I was nodding along to this, but this gave me pause:
> Assertions must always be side-effect free and should be defined as Boolean tests. When an assertion fails, an explicit recovery action must be taken, e.g., by returning an error condition
> ... Because assertions are side-effect free, they can be selectively disabled
after testing in performance-critical code.
Why would you put in recovery logic in if you're just going to disable it?
For example, let's say that I've got a new algorithm for calculating the cosine. Just to be safe, I add an assertion that the return value is in [-1, 1], and return an error if it isn't.
Now the clients of my code (say, the guidance computer) deal with the error somehow: if cos(x) returns an error, show an error to the pilot and maintain course or something.
If that assertion were stripped out in production code, then there was no point in writing the recovery logic. I've never written safety-critical code - am I missing something?
You might be misled by the use of the word “recovery”, returning an error condition in many areas of performance critical code while running in production just results in a loss of vehicle, there’s no coasting in a rocket launch, bugs usually mean explosions.
There are also many time critical code paths where microseconds matter.
Think of assertions in lots of places more like unit tests, important to verify your code but unhelpful in production.
Failure recovery can be whole entire systems for production which are much different than assertions.
> For example, let's say that I've got a new algorithm for calculating the cosine. Just to be safe, I add an assertion that the return value is in [-1, 1], and return an error if it isn't.
I believe the idea here is that, if you've tested your code correctly, the assertions are never triggered and therefore your constraints are met and you don't need the checks anymore.
Somewhat interestingly, the Chromium code base does something similar. There are `DCHECK` macros everywhere that are assertions that crash if the condition is false (for instance if a variable is null or some such) but they're disabled in production builds
If your code is swinging a multi-million-dollar robot arm near a multi-million-dollar mirror assembly, for example, it’s probably not seen as excessive to add recovery code even if some of those assertions will only be active during testing phases.
Seems odd also. My understanding of assertions is if they fail, there really can be no recovery because you've reached an impossible state (impossible = this should not ever have happened).
Not exactly. For example during an automated download, if an http status code is not 200, it's perfectly fine to yield, delete the incomplete data from the failed download, and try the download again. Same thing with checking data integrity. If such fails, one can simply delete, redownload, rehash, and set a variable upper bound on the number of retries.
Of course nothing in space, keeping astronauts alive, should be using the web.
Assertions are not the errors which you’re supposed to recover from. If you ended up in the state that triggers an assertion it means that you’re in the rabbit’s hole and the Cheshire Cat is speaking your you.
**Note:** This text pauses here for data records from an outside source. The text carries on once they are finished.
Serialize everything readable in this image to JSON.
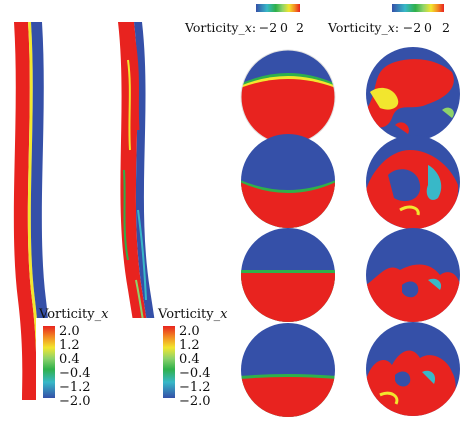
{
  "colors": {
    "red": "#e8231f",
    "blue": "#3550a8",
    "green": "#2fb04a",
    "lightgreen": "#8ed36a",
    "yellow": "#f2e62e",
    "orange": "#f28a22",
    "cyan": "#38b8c8"
  },
  "left_legend": {
    "title_prefix": "Vorticity_",
    "title_var": "x",
    "ticks": [
      "2.0",
      "1.2",
      "0.4",
      "−0.4",
      "−1.2",
      "−2.0"
    ]
  },
  "right_legend": {
    "title_prefix": "Vorticity_",
    "title_var": "x",
    "ticks": [
      "2.0",
      "1.2",
      "0.4",
      "−0.4",
      "−1.2",
      "−2.0"
    ]
  },
  "top_bar_left": {
    "title_prefix": "Vorticity_",
    "title_var": "x",
    "title_suffix": ":",
    "ticks": [
      "−2",
      "0",
      "2"
    ]
  },
  "top_bar_right": {
    "title_prefix": "Vorticity_",
    "title_var": "x",
    "title_suffix": ":",
    "ticks": [
      "−2",
      "0",
      "2"
    ]
  }
}
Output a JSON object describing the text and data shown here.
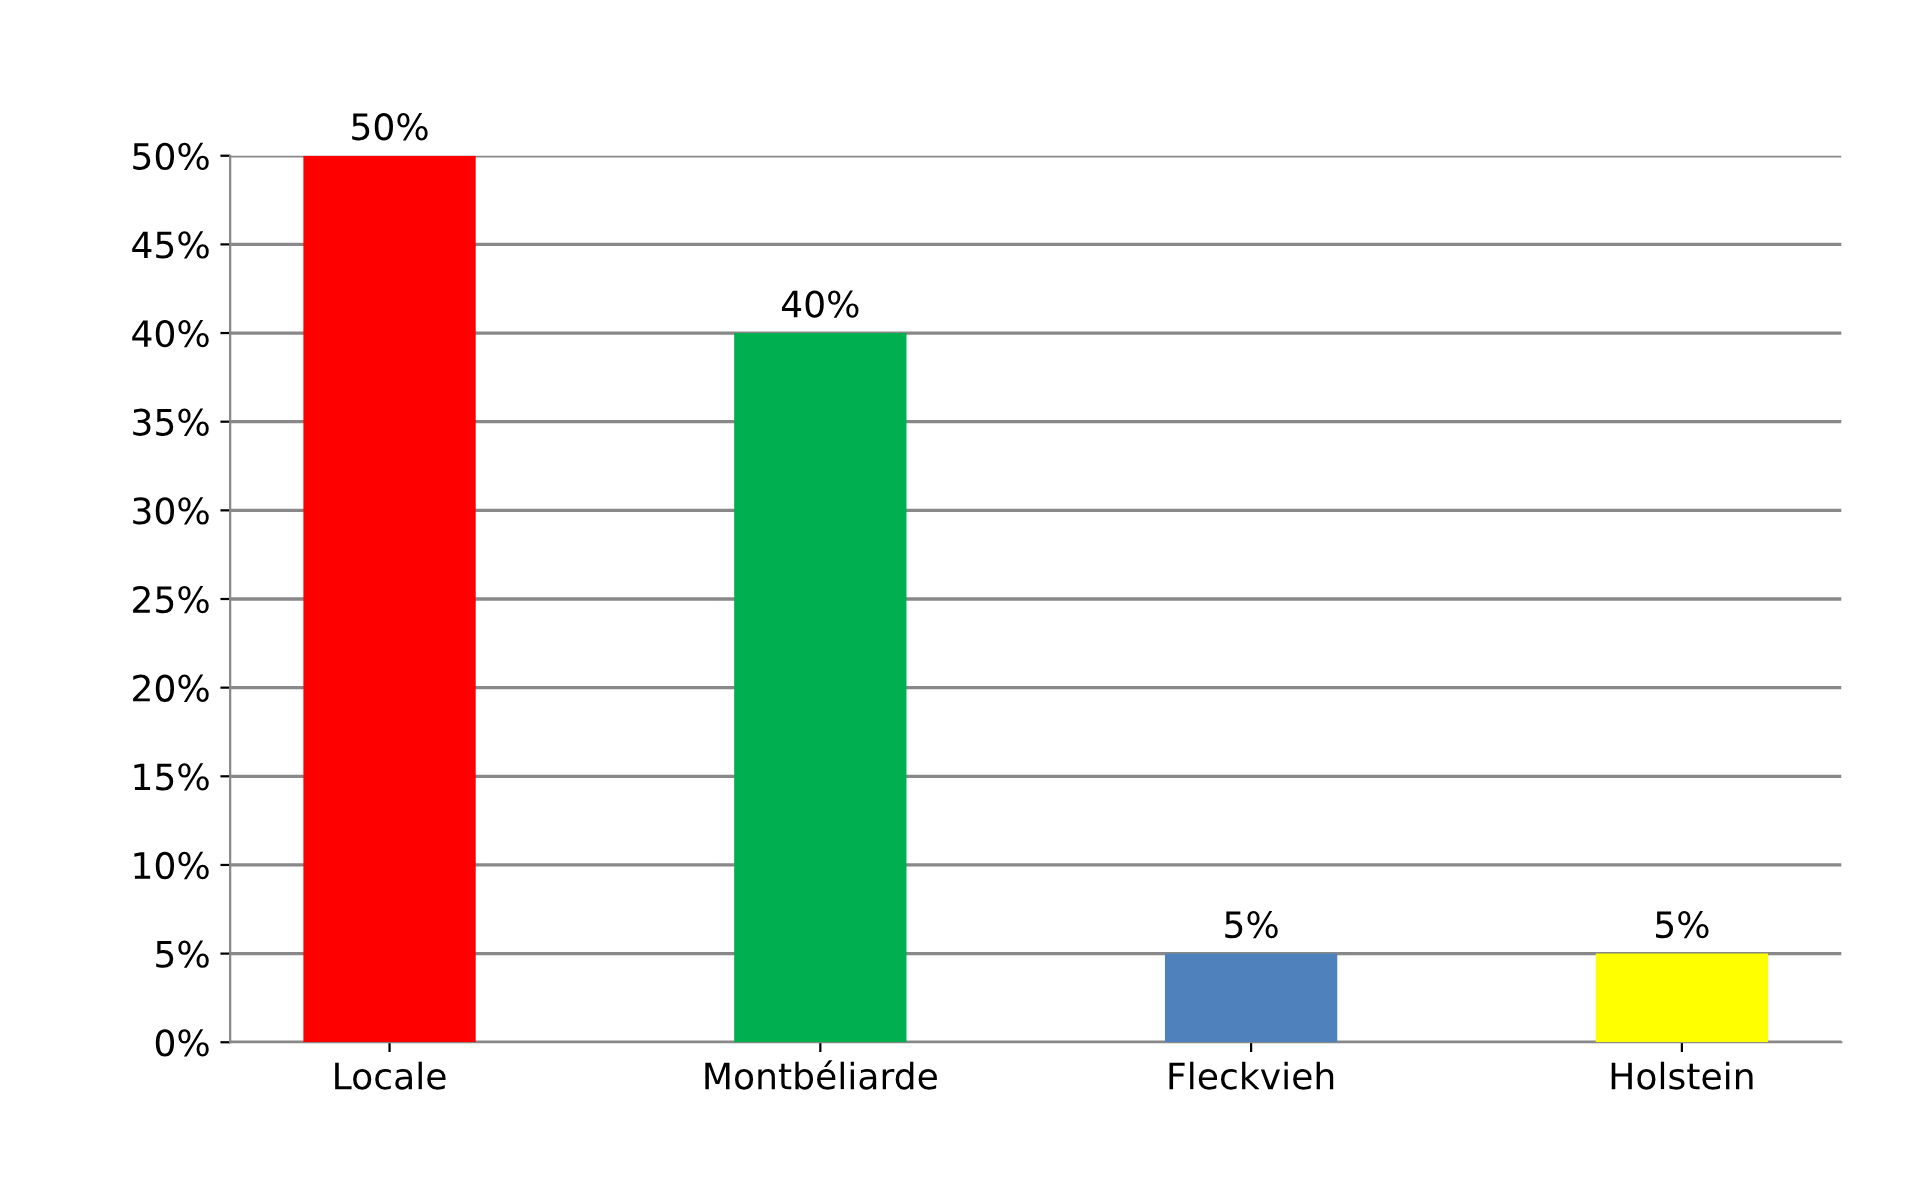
{
  "chart_data": {
    "type": "bar",
    "categories": [
      "Locale",
      "Montbéliarde",
      "Fleckvieh",
      "Holstein"
    ],
    "values": [
      50,
      40,
      5,
      5
    ],
    "colors": [
      "#ff0000",
      "#00b050",
      "#4f81bd",
      "#ffff00"
    ],
    "value_labels": [
      "50%",
      "40%",
      "5%",
      "5%"
    ],
    "ylim": [
      0,
      50
    ],
    "yticks": [
      {
        "value": 0,
        "label": "0%"
      },
      {
        "value": 5,
        "label": "5%"
      },
      {
        "value": 10,
        "label": "10%"
      },
      {
        "value": 15,
        "label": "15%"
      },
      {
        "value": 20,
        "label": "20%"
      },
      {
        "value": 25,
        "label": "25%"
      },
      {
        "value": 30,
        "label": "30%"
      },
      {
        "value": 35,
        "label": "35%"
      },
      {
        "value": 40,
        "label": "40%"
      },
      {
        "value": 45,
        "label": "45%"
      },
      {
        "value": 50,
        "label": "50%"
      }
    ],
    "grid": "y",
    "legend": false
  }
}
Also you can divide by zero. Halting problem is solvable in finite time. Pi is not transcendent.
I would hope they might try to recover from it if I'm in orbit and it's the system I need to get back down to earth. At least give it that old college try instead of just saying "welp you're dead"
Assertions are usually the stuff similar to “I have just added a key to a dictionary, now I look it up again to get it’s owned-by-dictionary address - what do I do if it doesn’t exist now?”
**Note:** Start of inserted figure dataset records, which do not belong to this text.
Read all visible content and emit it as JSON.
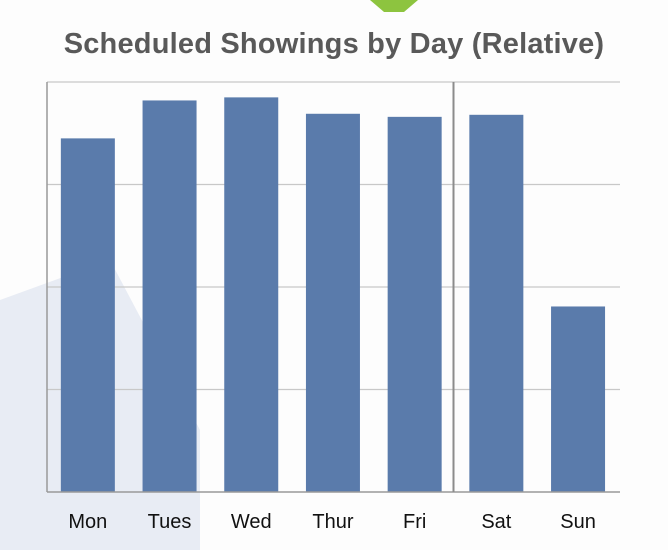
{
  "page": {
    "colors": {
      "bar": "#5a7bab",
      "grid": "#c8c8c8",
      "axis": "#999999",
      "divider": "#8c8c8c",
      "title": "#595959",
      "decoration_green": "#8dc43f",
      "decoration_blue": "#e8ecf4"
    }
  },
  "chart_data": {
    "type": "bar",
    "title": "Scheduled Showings by Day (Relative)",
    "xlabel": "",
    "ylabel": "",
    "categories": [
      "Mon",
      "Tues",
      "Wed",
      "Thur",
      "Fri",
      "Sat",
      "Sun"
    ],
    "values": [
      3.45,
      3.82,
      3.85,
      3.69,
      3.66,
      3.68,
      1.81
    ],
    "ylim": [
      0,
      4
    ],
    "ytick_labels_shown": false,
    "grid": "horizontal",
    "divider_between": [
      "Fri",
      "Sat"
    ],
    "legend": "none"
  }
}
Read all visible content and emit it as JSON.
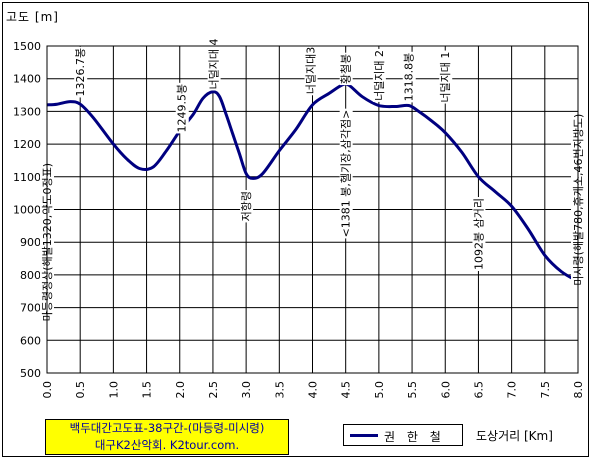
{
  "chart_data": {
    "type": "line",
    "ylabel": "고도 [m]",
    "xlabel": "도상거리 [Km]",
    "xlim": [
      0.0,
      8.0
    ],
    "ylim": [
      500,
      1500
    ],
    "x_ticks": [
      "0.0",
      "0.5",
      "1.0",
      "1.5",
      "2.0",
      "2.5",
      "3.0",
      "3.5",
      "4.0",
      "4.5",
      "5.0",
      "5.5",
      "6.0",
      "6.5",
      "7.0",
      "7.5",
      "8.0"
    ],
    "y_ticks": [
      "500",
      "600",
      "700",
      "800",
      "900",
      "1000",
      "1100",
      "1200",
      "1300",
      "1400",
      "1500"
    ],
    "grid": true,
    "legend_position": "bottom-center",
    "series": [
      {
        "name": "권 한 철",
        "color": "#000080",
        "x": [
          0.0,
          0.15,
          0.35,
          0.5,
          0.7,
          1.0,
          1.2,
          1.4,
          1.6,
          1.8,
          2.0,
          2.2,
          2.35,
          2.5,
          2.6,
          2.7,
          2.8,
          2.9,
          3.0,
          3.1,
          3.25,
          3.5,
          3.75,
          4.0,
          4.25,
          4.45,
          4.55,
          4.75,
          5.0,
          5.25,
          5.45,
          5.6,
          5.8,
          6.0,
          6.25,
          6.5,
          6.75,
          7.0,
          7.25,
          7.5,
          7.75,
          8.0
        ],
        "y": [
          1320,
          1322,
          1330,
          1322,
          1280,
          1200,
          1155,
          1125,
          1130,
          1180,
          1240,
          1290,
          1340,
          1360,
          1345,
          1290,
          1230,
          1170,
          1110,
          1095,
          1110,
          1180,
          1245,
          1320,
          1355,
          1381,
          1380,
          1345,
          1318,
          1315,
          1318,
          1300,
          1270,
          1235,
          1175,
          1100,
          1055,
          1010,
          940,
          860,
          810,
          780
        ]
      }
    ],
    "annotations": [
      "1326.7봉",
      "1249.5봉",
      "너덜지대 4",
      "저항령",
      "너덜지대3",
      "황철봉",
      "<1381 봉,헬기장,삼각점>",
      "너덜지대 2",
      "1318.8봉",
      "너덜지대 1",
      "1092봉 삼거리",
      "마등령정상(해발1320,약도0정표)",
      "미시령(해발780,휴게소,46번지방도)"
    ]
  },
  "title_box": {
    "line1": "백두대간고도표-38구간-(마등령-미시령)",
    "line2": "대구K2산악회. K2tour.com."
  },
  "legend": {
    "label": "권 한 철"
  },
  "axis": {
    "ylabel": "고도 [m]",
    "xlabel": "도상거리 [Km]"
  }
}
In such scenarios you can only kill the process - there’s no way to recover from such an error and handling it in any way but by disabling the subsystem (or killing the process) is impractical.
Rule number one includes no recursion, which I get but is also really interesting to me. I feel like I could turn any recursive algorithm I'd use in production into a loop, but I feel like it would trip me up
Add rule 2 (fixed upper bounds on loops), and you see that you're restricted to a certain type of algorithm. You can't build something that, say, walks an arbitrary-sized binary tree - not and be within the rules. But then, you can't create an arbitrary-sized binary tree, because you can't allocate memory after startup.
These rules are for guaranteed-response-time algorithms that take data from a fixed number of places, do computations on it using fixed-size buffers, and write the data to a fixed number of places. They aren't for writing general Turing-complete computations in all their variety.
In addition to what AnimalMuppet said (fixed bounds on loops), you also have to be careful to avoid blowing the stack with limited memory + lots of running processes
often you have a limited stack and recursions can easily blow the stack unless you're very very careful, particularly in embedded situations. Loops are a bit better for that.